Cherchant dans l’amour la possibilité d’une résilience, méditant sur les tragédies du passé qui fragilisent le vivre-ensemble aujourd’hui, les poèmes du recueil « Fragments de la maison », de Habiba Djahnine, interrogent avec force le travail de deuil et la reconstruction de soi. Plus connue en Algérie comme réalisatrice de films documentaires, Habiba Djahnine propose pour son second livre de poésie (60 p, éd. Bruno Doucey, France) vingt-neuf textes où la question de la survie après les drames personnels et la « guerre » constitue le thème principal.
Dans ces écrits méditatifs, intimistes ou fulgurants, l’auteure convoque une multitude de sentiments (amour, peur, colère, solitude…) et de concepts (mémoire, oubli, identité, langue) pour développer un propos où la poésie devient le « seul langage possible » pour conjurer les traumatismes provoqués par l' »indicible » violence terroriste des années 1990 en Algérie. Habiba Djahnine questionne également, dans ces textes, le rapport à l’autre et à la communauté après ces années de sang, particulièrement dans les poèmes d’amour qui inaugurent le recueil. Intitulés « Lointain si proche », « Les amants imaginaires » ou encore « Alphabet du corps », ces poèmes à la première ou la troisième personne chantent l’union des amants lors de « nuit(s) d’amour qui chasse (ent) les démons » et où la « plaie oublie la douleur ». Ils sont aussi l’occasion pour la poétesse de s’interroger avec lucidité sur la possibilité d’aimer à nouveau après n’avoir « appris qu’à mourir », une inquiétude sur la capacité à vivre avec l’Autre qui transparait aussi lorsqu’elle évoque l’avenir de la communauté. « Nous avons si bien appris le chemin des cimetières que plus rien ne semble interrompre la procession » écrit-elle, amère, dans « Le monde sous nos pieds », un des textes les plus poignants du recueil.

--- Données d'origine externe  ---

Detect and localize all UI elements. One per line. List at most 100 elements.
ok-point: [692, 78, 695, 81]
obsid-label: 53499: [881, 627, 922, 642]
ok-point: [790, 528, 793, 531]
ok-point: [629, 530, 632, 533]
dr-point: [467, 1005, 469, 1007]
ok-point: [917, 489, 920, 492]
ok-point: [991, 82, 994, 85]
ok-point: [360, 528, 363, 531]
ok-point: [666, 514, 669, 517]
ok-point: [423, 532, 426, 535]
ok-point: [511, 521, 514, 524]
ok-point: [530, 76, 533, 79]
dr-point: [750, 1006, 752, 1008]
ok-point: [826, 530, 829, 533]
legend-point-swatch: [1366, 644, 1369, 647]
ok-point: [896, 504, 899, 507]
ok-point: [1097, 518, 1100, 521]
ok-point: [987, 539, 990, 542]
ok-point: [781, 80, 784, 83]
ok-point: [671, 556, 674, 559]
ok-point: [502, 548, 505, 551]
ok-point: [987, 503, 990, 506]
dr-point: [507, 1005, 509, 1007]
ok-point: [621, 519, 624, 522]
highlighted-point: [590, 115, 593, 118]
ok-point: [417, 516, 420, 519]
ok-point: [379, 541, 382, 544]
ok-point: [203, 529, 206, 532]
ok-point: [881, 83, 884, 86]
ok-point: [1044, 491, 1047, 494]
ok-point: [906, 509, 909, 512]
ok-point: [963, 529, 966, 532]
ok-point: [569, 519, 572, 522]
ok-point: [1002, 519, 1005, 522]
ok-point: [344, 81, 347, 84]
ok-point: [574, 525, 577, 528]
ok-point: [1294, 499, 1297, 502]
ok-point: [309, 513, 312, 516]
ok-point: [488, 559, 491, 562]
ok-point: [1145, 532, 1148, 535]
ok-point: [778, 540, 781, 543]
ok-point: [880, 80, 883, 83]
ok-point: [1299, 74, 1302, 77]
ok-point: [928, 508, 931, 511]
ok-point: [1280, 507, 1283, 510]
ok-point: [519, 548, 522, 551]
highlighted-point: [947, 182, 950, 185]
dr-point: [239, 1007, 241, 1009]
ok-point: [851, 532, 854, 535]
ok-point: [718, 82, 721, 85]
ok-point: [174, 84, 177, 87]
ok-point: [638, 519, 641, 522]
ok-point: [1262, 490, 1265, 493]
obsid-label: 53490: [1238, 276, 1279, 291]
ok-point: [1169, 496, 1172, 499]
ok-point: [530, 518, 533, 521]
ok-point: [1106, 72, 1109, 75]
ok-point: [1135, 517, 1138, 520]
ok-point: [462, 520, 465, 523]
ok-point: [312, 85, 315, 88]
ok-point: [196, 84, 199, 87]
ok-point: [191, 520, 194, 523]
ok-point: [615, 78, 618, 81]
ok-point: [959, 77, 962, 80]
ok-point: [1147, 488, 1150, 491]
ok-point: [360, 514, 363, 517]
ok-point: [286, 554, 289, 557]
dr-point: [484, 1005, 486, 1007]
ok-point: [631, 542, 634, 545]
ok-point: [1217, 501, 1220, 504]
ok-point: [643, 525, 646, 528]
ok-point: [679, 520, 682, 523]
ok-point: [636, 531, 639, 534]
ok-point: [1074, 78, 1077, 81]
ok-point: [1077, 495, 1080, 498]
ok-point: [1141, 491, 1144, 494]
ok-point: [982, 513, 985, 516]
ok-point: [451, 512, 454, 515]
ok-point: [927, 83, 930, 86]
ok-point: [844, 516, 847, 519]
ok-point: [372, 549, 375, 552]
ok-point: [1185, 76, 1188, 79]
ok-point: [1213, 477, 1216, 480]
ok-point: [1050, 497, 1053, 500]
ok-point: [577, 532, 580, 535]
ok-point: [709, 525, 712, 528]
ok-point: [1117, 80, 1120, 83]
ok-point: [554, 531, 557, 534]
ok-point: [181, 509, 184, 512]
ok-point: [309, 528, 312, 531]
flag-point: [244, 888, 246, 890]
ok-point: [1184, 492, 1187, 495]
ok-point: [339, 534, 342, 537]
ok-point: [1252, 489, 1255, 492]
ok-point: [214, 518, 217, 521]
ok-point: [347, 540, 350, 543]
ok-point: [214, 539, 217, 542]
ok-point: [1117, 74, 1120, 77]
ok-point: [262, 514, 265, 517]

Ce lien avec les disparus s’avère pourtant essentiel pour Habiba Djahnine qui invoque à plusieurs reprises les « fantômes », sorte de « sentinelles invisibles » qui veillent sur les « mémoires » et les « amnésies » de ces années douloureuses. Il s’illustre par ailleurs dans la dernière partie du livre, intitulée « Autres conversations avec les fantômes », comportant des poèmes au ton plus vif, écrits sous forme d’interrogations sur l’oubli, la peur ou encore la réconciliation.
Construit comme une succession de moments de vie fugaces, saisis avec un style sans fioritures, fait de ressassements, de phrases simples mais profondes et rythmées, « Fragments de la maison » aborde une thématique rarement explorée dans le champ littéraire algérien, en roman comme en poésie.
Il se veut aussi une occasion de découvrir une autre facette de Habiba Djahnine, plus sensible et intimiste que dans son travail engagé et citoyen de documentariste et de formatrice.
Né en 1968, Habiba Djahnine est l’auteure, depuis les années 2000, de films documentaires comme « Avant de franchir la ligne d’horizon » (2011) consacré à l’engagement politique depuis octobre 1988, ou encore « Lettre à ma sœur » (2006), réalisé en hommage à sa sœur, Nabila Djahnine, une militante féministe assassinée en février 1995 en pleine tourmente terroriste. Également fondatrice de l’association « Cinéma et mémoire », Habiba Djahnine a dirigé l’atelier « Béjaïa doc », qui a permis de former depuis 2007 plusieurs jeunes réalisateurs de films documentaires et d’organiser des rencontres dans la ville de Béjaïa.